The XX Factor

Should the Government Regulate Photoshopping in Ads? Two Congresswomen Say Yes. 

Woman sitting at a computer altering an image of a woman in a bikini in a software program on the screen
Forcing companies to stop using Photoshop is not the way to combat eating disorders. Clement Sabourin/AFP/Getty Images

On March 27, two congresswomen introduced the Truth in Advertising Act of 2014, a bill that would restrict the commercial media’s use of Photoshop. The measure would require the Federal Trade Commission to investigate digital retouching in ads with an eye toward curtailing it. Supporters—lobbyists from the Eating Disorders Coalition in particular—say what you’d expect: that computer-enhanced images hurt people by sustaining unrealistic beauty ideals, that young girls are especially vulnerable. They liken the “bold-faced lies” told by this model’s elongated leg or that one’s pixelated six pack to flagrant product deception. “We can no longer sit by and allow this to happen,” said Truth in Advertising advocate Seth Matlins on Thursday. “Ads that take Kim Kardashian’s body and make it Miley Cyrus’s” should prompt “regulatory action.”

I’m sympathetic to this cause, but I’m unsure whether cultural attractiveness standards belong in the category of things the government should monitor. First, there are the difficulties in definitions and enforcement: Would all Photoshopping be outlawed? (That seems extreme.) What about alterations that make the image more appealing, like softer lighting? Can you separate digital revisions that perfect the “composition” from those that erase “flaws” in the human subjects?

Also, would Photoshopping guidelines make a difference? The problem with many ads is not that they take normal human beings and stretch them into El Greco–like seraphim. It’s that they chase down the 1 percent of men and women who already possess otherworldly DNA and hold them up as yardsticks for the rest of us. Forbidding a photographer from widening a (real) 2-inch thigh gap into a (fake) 3-inch thigh gap seems to miss the point. Worse, it might make us complacent about all the work that’s left to do on how advertising agencies treat women’s bodies.  

One thing that would help HR 4341’s case: empirical evidence showing that Photoshop standards have an impact on the general public’s body image and eating disorders.
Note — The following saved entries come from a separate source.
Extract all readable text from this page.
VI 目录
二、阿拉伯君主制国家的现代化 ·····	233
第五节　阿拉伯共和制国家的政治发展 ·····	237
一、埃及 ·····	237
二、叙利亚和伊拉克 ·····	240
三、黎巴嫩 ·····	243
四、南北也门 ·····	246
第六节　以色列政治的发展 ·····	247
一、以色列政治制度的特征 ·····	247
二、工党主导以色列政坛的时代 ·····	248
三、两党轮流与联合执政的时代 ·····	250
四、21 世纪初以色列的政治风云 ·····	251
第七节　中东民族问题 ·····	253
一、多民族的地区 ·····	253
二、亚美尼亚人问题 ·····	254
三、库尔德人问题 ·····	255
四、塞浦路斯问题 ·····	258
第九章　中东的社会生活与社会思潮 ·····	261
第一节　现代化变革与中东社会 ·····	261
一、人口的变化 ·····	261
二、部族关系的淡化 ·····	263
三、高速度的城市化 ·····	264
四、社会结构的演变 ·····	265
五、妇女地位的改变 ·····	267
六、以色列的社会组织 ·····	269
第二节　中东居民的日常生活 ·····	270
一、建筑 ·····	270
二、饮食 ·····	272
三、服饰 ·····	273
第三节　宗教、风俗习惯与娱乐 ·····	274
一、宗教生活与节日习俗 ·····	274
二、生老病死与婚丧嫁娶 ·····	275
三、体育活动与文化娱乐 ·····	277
So far, that kind of evidence is missing. In 2009, French politicians proposed a law that would label retouched images with “health warnings.” (It stalled in committee.) The same year, members of Britain’s Liberal Democrat party tried to ban Photoshop for ads aimed at kids under 16. (No dice.) So maybe, if this bill passed, it would have some value as a social experiment. But at what cost?

In a world of limited time and resources, Photoshop seems like a strange drum for the Eating Disorders Coalition to beat. Diseases like anorexia and bulimia are largely understood now to be biological in origin, although cultural conditioning can definitely trip certain wires. There’s a lot of research linking media exposure to dieting and body dissatisfaction, but only a handful of studies directly implicate ads in eating disorders (and even those caution that the offending images likely triggered pre-existing drives). Given that the specific genetic causes of eating disorders remain so mysterious, and the treatment so hit-or-miss, lobbying money might be better spent on research than on making sure the thin, beautiful women who appear in magazines are naturally thin and beautiful.

I would love to live in a world cleansed of all photoshopping funny business, in which consumers found things to admire in men and women of all shapes and sizes, and no one felt depressed because their skin didn’t emit radioactive levels of radiance (and no one exploited that depression to sell skin cream). But advertising takes place in the collective brainspace reserved for cultural fantasies. You can’t want what you already have. I’m just not sure there’s a way to promote products without somehow making people feel inadequate, and I think the better solution is for us, as consumers, to be smart about the advertorial messages we consume. So, when you look at an American Apparel underwear ad, perhaps don’t expect unsparing physical realism. When you see cosmetic spots, repeat the following: Maybe she’s born with it, maybe it’s Maybelline, it’s probably Photoshop. As for those with eating disorders or vulnerable to developing eating disorders, they’ll need more support than a few FTC regulations.